Ψυχοσάββατο ( Samedi en mémoire de l’âme des défunts) et Κόλυβα ( Kollyves ) à Symi…

Ψυχοσάββατο ( Samedi en mémoire de l’âme des défunts) et Κόλυβα ( Kollyves ) à Symi…

Chez les grecs, mais aussi chez tous les Chrétiens Orthodoxes, nous commémorons nos défunts quatre fois dans l’année et c’est ce qu’on appelle le “ Ψυχοσάββατο “ qui est le Samedi des âmes des disparus. À l’heure du Mont Athos en Grèce, à Symi comme dans tous le pays, en général les femmes se rendent à l’église le vendredi soir avec leur assiette ou leur plat de “ Κόλυβα “, les kollyves en français, préparés chez elles et qu’elles distribuent aux présents à la fin de la cérémonie religieuse, dans l’église. Elles en emportent aussi chez elles pour en faire manger la famille qui commémore ainsi l’âme de tous ses morts . Sur la photo les kollyves au sein de l’église de “ Παναγία την Αληθινή “ ( La Toute Sainte Véridique ) qui était la paroisse de ma grand-mère Katèrina, sur la route du village du Pèdi à Symi.
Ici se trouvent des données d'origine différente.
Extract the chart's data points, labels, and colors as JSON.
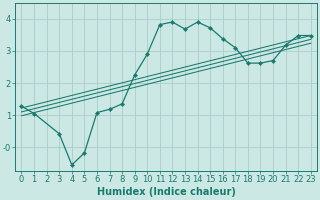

Les kollyva, en usage rituel en Grèce depuis l’antiquité jusqu’à nos jours, sont une préparation traditionnelle exclusivement faite pour les enterrements ou les rituels mortuaires des orthodoxes, également dénommée colivă en Roumanie et Moldavie, koliva en Serbie, Monténégro, Macédoine du Nord et Bulgarie et koutia en Ukraine, Biélorussie et Russie. C’est une préparation à base de blé concassé et bouilli, mélangé avec des noix, du miel, des zestes d’orange, des raisins secs et de la cannelle. Elle est partagée seulement après le service mémoriel en l’honneur d’un défunt, ou au cours des funérailles, après avoir été bénie par un prêtre orthodoxe. Les kollyves ont été inventées par saint Théodore Tiron. Selon cette tradition, l’empereur Julien (361-363), pour forcer les chrétiens à accepter le culte impérial, aurait ordonné au gouverneur de Constantinople d’arroser les aliments dans les marchés avec du sang des victimes sacrifiées aux dieux romains, durant la première semaine du Carême. Saint Théodore aurait alors dit aux chrétiens de ne rien acheter dans les marchés, mais plutôt de manger du blé cuit avec du miel.